Is it possible to left join/merge in R while preserving the original ordering of the by
column in the left dataframe? The default behavior is that non-matching cases are appended to the end of the merged data frame, but this obviously changes the ordering.
Is there a simple solution I'm missing, or a clever way around this?
Here is an example with a non-matching case for id == 3
, in the second row of the left dataframe df1
:
df1 = data.frame(id = c(4,3,2,1),
color = c('purple','red','blue','green'))
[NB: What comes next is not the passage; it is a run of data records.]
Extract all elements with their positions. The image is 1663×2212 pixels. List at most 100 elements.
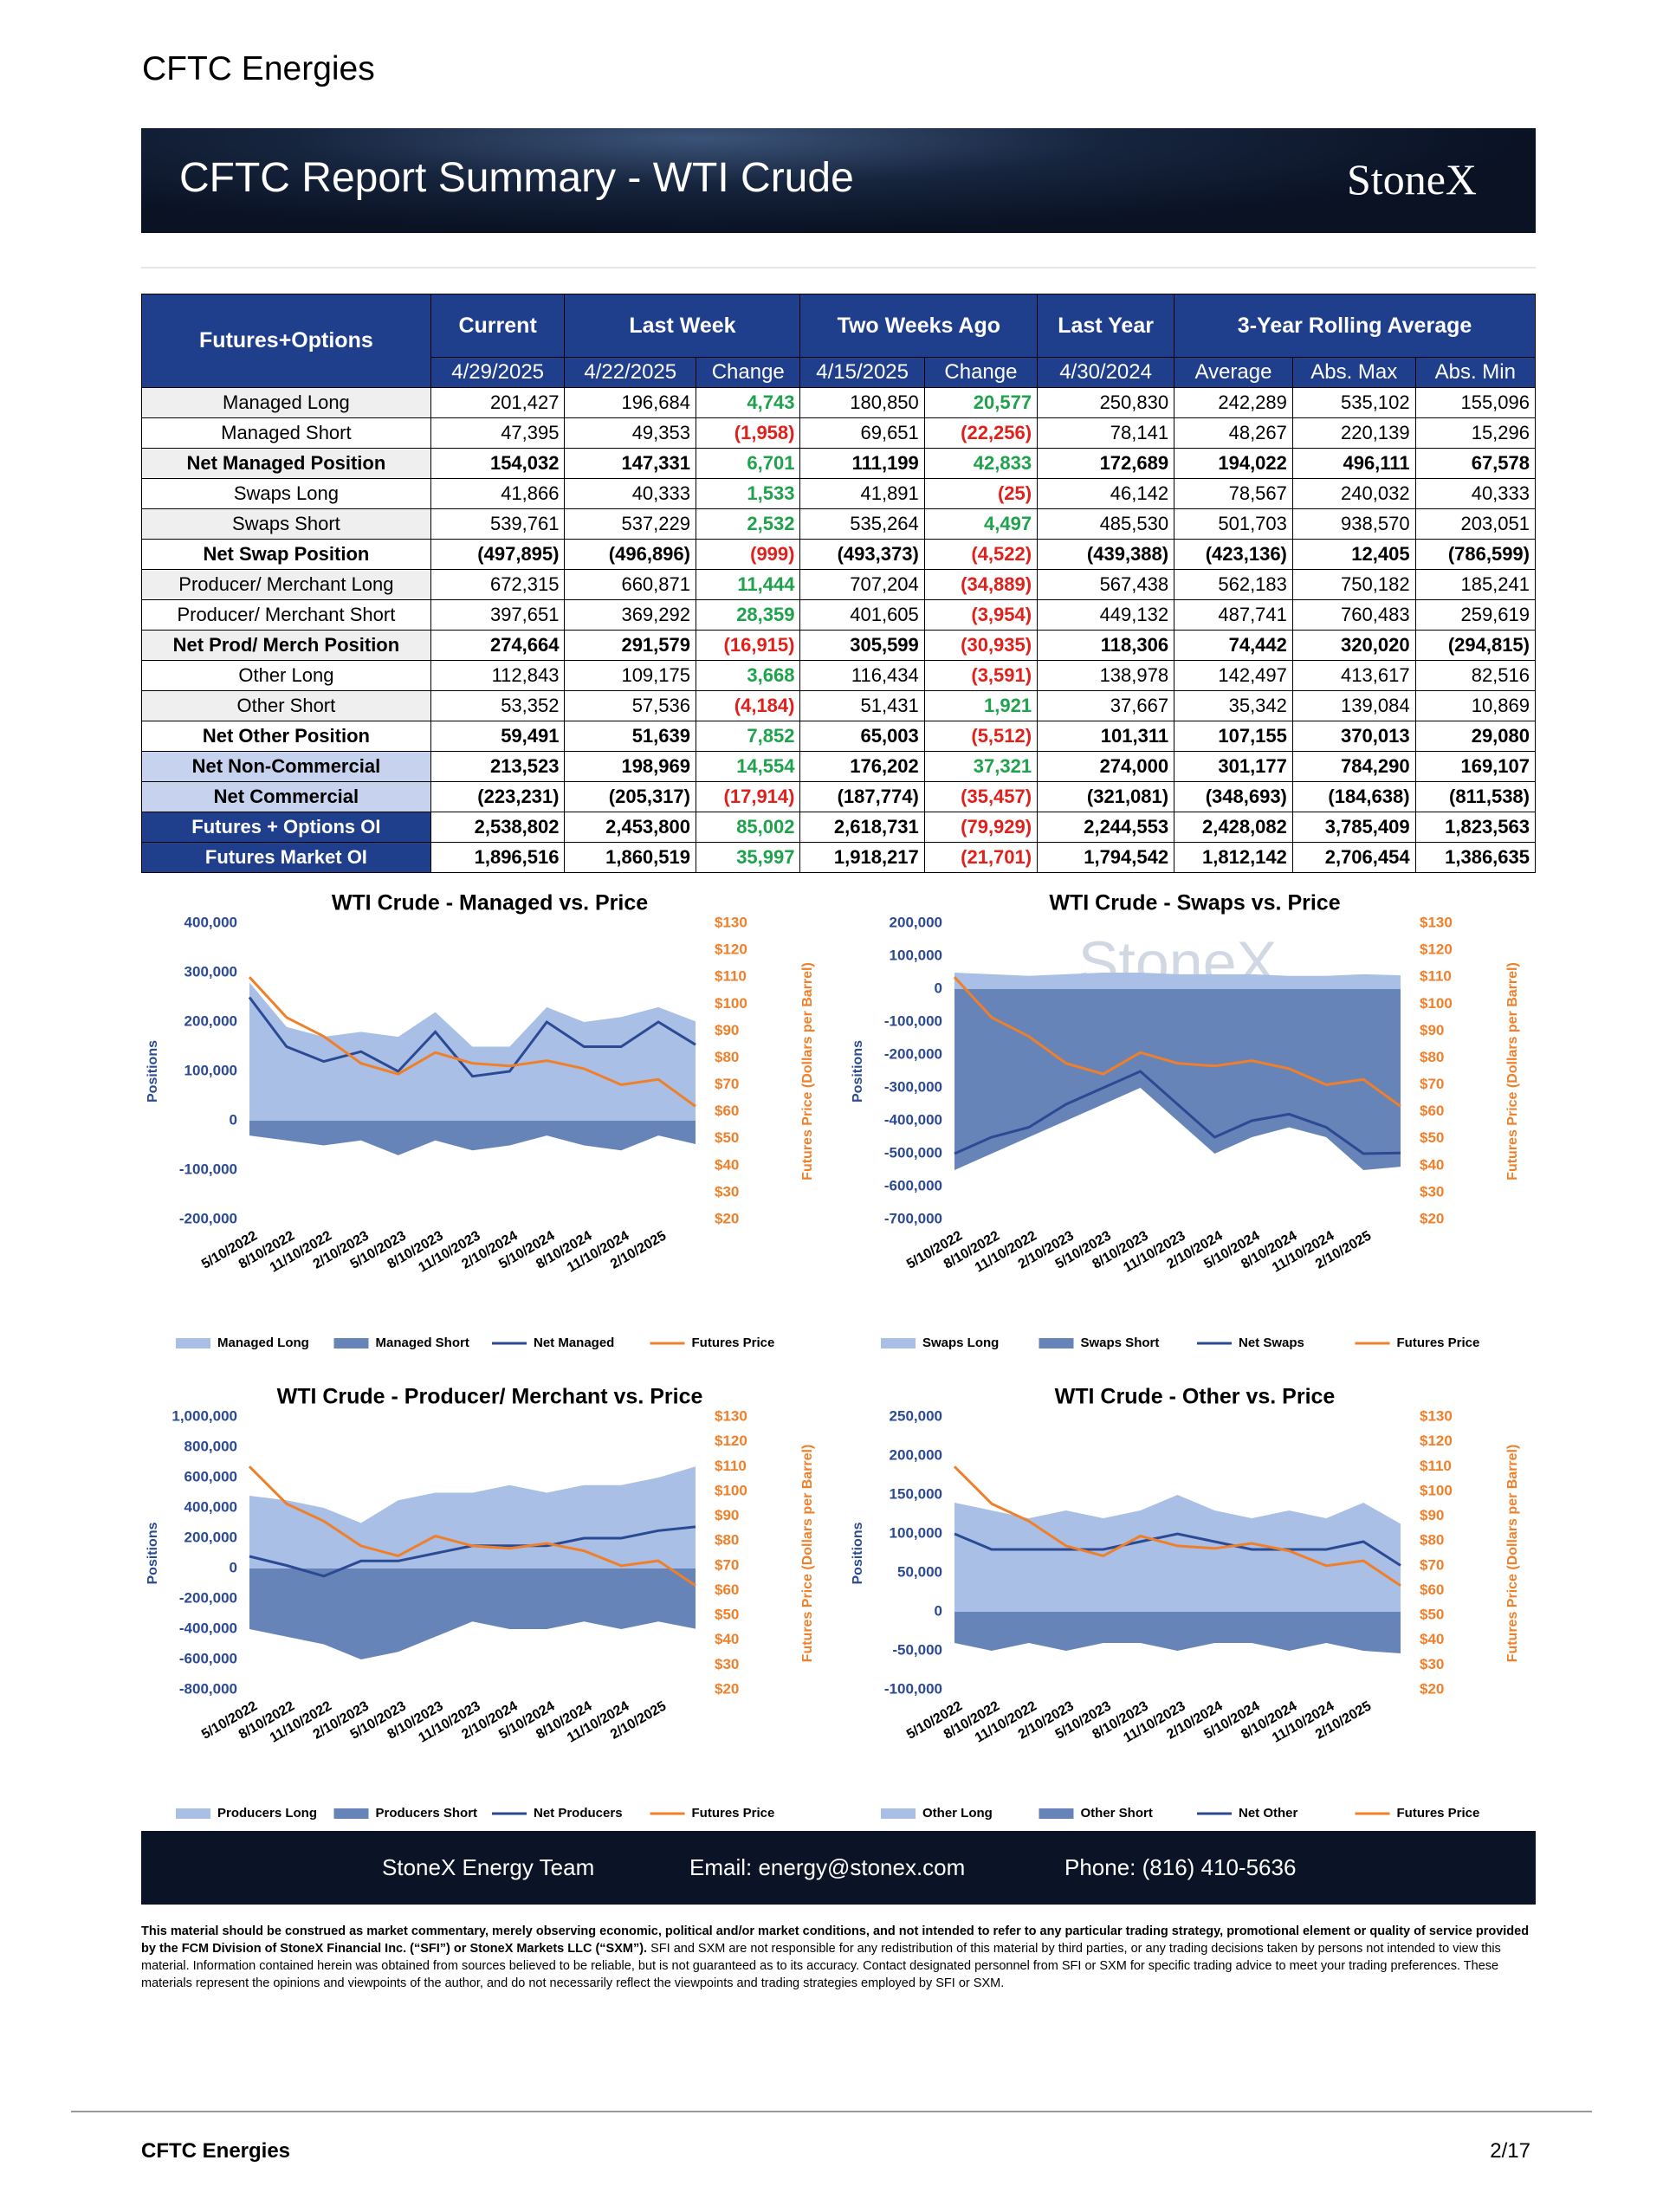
cell: 10,869 (1414, 690, 1537, 721)
table-row: Net Swap Position (497,895) (496,896) (999)… (141, 539, 1537, 570)
legend-label: Futures Price (692, 1806, 775, 1821)
cell: 250,830 (1037, 387, 1175, 418)
line (953, 976, 1401, 1108)
page-number: 2/17 (1490, 2139, 1530, 2163)
legend-label: Futures Price (1397, 1806, 1480, 1821)
cell: 213,523 (430, 751, 566, 782)
y2-tick-label: $100 (1420, 995, 1453, 1012)
cell: 562,183 (1174, 569, 1293, 600)
legend-swatch (881, 1808, 916, 1819)
table-row: Net Other Position 59,491 51,639 7,852 65,00… (141, 721, 1537, 752)
cell: (348,693) (1174, 781, 1293, 812)
y-tick-label: -600,000 (884, 1177, 942, 1193)
group-header: Two Weeks Ago (799, 294, 1039, 358)
cell: 305,599 (799, 630, 925, 661)
y2-tick-label: $90 (1420, 1022, 1444, 1038)
group-header: 3-Year Rolling Average (1174, 294, 1536, 358)
cell: 1,386,635 (1414, 842, 1537, 873)
cell: 4,497 (923, 508, 1039, 540)
divider (141, 267, 1536, 268)
subheader: 4/15/2025 (799, 357, 925, 388)
cell: (294,815) (1414, 630, 1537, 661)
cell: 47,395 (430, 417, 566, 449)
cell: 1,860,519 (564, 842, 696, 873)
cell: (321,081) (1037, 781, 1175, 812)
y-tick-label: -100,000 (179, 1161, 237, 1177)
y-tick-label: 0 (230, 1559, 237, 1575)
y2-tick-label: $110 (715, 968, 747, 985)
cell: (187,774) (799, 781, 925, 812)
cell: 20,577 (923, 387, 1039, 418)
cell: 15,296 (1414, 417, 1537, 449)
cell: 53,352 (430, 690, 566, 721)
cell: 320,020 (1291, 630, 1416, 661)
banner: CFTC Report Summary - WTI Crude StoneX (141, 128, 1536, 233)
table-row: Other Short 53,352 57,536 (4,184) 51,431 1,92… (141, 690, 1537, 721)
cell: 274,000 (1037, 751, 1175, 782)
y-tick-label: 100,000 (890, 947, 942, 963)
y2-tick-label: $40 (715, 1631, 739, 1647)
y-tick-label: -200,000 (884, 1045, 942, 1062)
y2-tick-label: $90 (715, 1507, 739, 1523)
disclaimer: This material should be construed as mar… (141, 1923, 1536, 1992)
y2-tick-label: $60 (1420, 1103, 1444, 1119)
cell: 118,306 (1037, 630, 1175, 661)
row-label: Futures Market OI (141, 842, 431, 873)
cell: 203,051 (1414, 508, 1537, 540)
cell: 242,289 (1174, 387, 1293, 418)
y2-tick-label: $50 (715, 1607, 739, 1623)
row-label: Net Commercial (141, 781, 431, 812)
y2-tick-label: $50 (1420, 1607, 1444, 1623)
table-row: Managed Short 47,395 49,353 (1,958) 69,651 (2… (141, 417, 1537, 449)
cell: 1,533 (695, 478, 801, 509)
line (953, 1465, 1401, 1587)
line (954, 1070, 1401, 1155)
cell: 198,969 (564, 751, 696, 782)
y-tick-label: -700,000 (884, 1210, 942, 1226)
row-label: Swaps Long (141, 478, 431, 509)
cell: (3,591) (923, 660, 1039, 691)
cell: 35,342 (1174, 690, 1293, 721)
subheader-row: 4/29/2025 4/22/2025 Change 4/15/2025 Change 4… (142, 357, 1537, 388)
header-row: Futures+Options Current Last Week Two Weeks… (141, 294, 1536, 388)
legend-label: Producers Long (217, 1806, 317, 1821)
cell: (34,889) (923, 569, 1039, 600)
y2-tick-label: $20 (1420, 1210, 1444, 1226)
cell: 40,333 (564, 478, 696, 509)
cell: 2,618,731 (799, 812, 925, 843)
cell: 240,032 (1291, 478, 1416, 509)
y-tick-label: -800,000 (179, 1680, 237, 1697)
cell: 485,530 (1037, 508, 1175, 540)
cell: 67,578 (1414, 448, 1537, 479)
cell: 201,427 (430, 387, 566, 418)
cell: 48,267 (1174, 417, 1293, 449)
subheader: Average (1174, 357, 1293, 388)
row-label: Managed Long (141, 387, 431, 418)
cell: (205,317) (564, 781, 696, 812)
y-tick-label: 1,000,000 (171, 1407, 237, 1424)
line (248, 996, 696, 1078)
cell: (496,896) (564, 539, 696, 570)
cell: 1,794,542 (1037, 842, 1175, 873)
banner-title: CFTC Report Summary - WTI Crude (179, 155, 854, 201)
cell: 2,532 (695, 508, 801, 540)
y2-tick-label: $100 (715, 995, 747, 1012)
y2-tick-label: $50 (1420, 1129, 1444, 1146)
y-tick-label: 200,000 (890, 1446, 942, 1463)
cell: 35,997 (695, 842, 801, 873)
y2-tick-label: $130 (715, 1407, 747, 1424)
cell: 672,315 (430, 569, 566, 600)
cell: (22,256) (923, 417, 1039, 449)
y2-tick-label: $120 (715, 1433, 747, 1449)
cell: (16,915) (695, 630, 801, 661)
cell: (3,954) (923, 599, 1039, 631)
legend-label: Producers Short (376, 1806, 478, 1821)
table-row: Futures + Options OI 2,538,802 2,453,800 85… (141, 812, 1537, 843)
cell: 49,353 (564, 417, 696, 449)
cell: 938,570 (1291, 508, 1416, 540)
cell: 169,107 (1414, 751, 1537, 782)
cell: 496,111 (1291, 448, 1416, 479)
cell: 539,761 (430, 508, 566, 540)
subheader: 4/29/2025 (430, 357, 566, 388)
df2 = data.frame(id = c(1,2,4),
weight = c(4.1, 5.3, 1.8))
df1
# id color
# 1 4 purple
# 2 3 red
# 3 2 blue
# 4 1 green
df2
# id weight
# 1 1 4.1
# 2 2 5.3
# 3 4 1.8
If you merge with the default sort = TRUE
, then the non-matching case appears in its place in the sorted by
column. In this case, the third row:
merge(df1, df2, by = 'id', all.x = TRUE)
# id color weight
# 1 1 green 4.1
# 2 2 blue 5.3
# 3 3 red NA
# 4 4 purple 1.8
If you want to preserve ordering with sort = FALSE
, then non-matching cases are appended to the bottom of the merged dataframe, as it clearly states in the documentation for merge
:
merge(df1, df2, by = 'id', all.x = TRUE, sort = FALSE)
# id color weight
# 1 4 purple 1.8
# 2 2 blue 5.3
# 3 1 green 4.1
# 4 3 red NA
What I'd like is to preserve the original ordering of the left df1
, including the non-matching cases, rather than preserve the ordering only for matching cases. My goal is to produce this:
# id color weight
# 1 4 purple 1.8
# 2 3 red NA
# 3 2 blue 5.3
# 4 1 green 4.1
Any help is much appreciated!
CodePudding user response:
library(dplyr)
df1 = data.frame(id = c(4,3,2,1),
color = c('purple','red','blue','green'))
df2 = data.frame(id = c(1,2,4),
weight = c(4.1, 5.3, 1.8))
df1 %>%
left_join(df2,
by = "id")
Result:
id color weight
1 4 purple 1.8
2 3 red NA
3 2 blue 5.3
4 1 green 4.1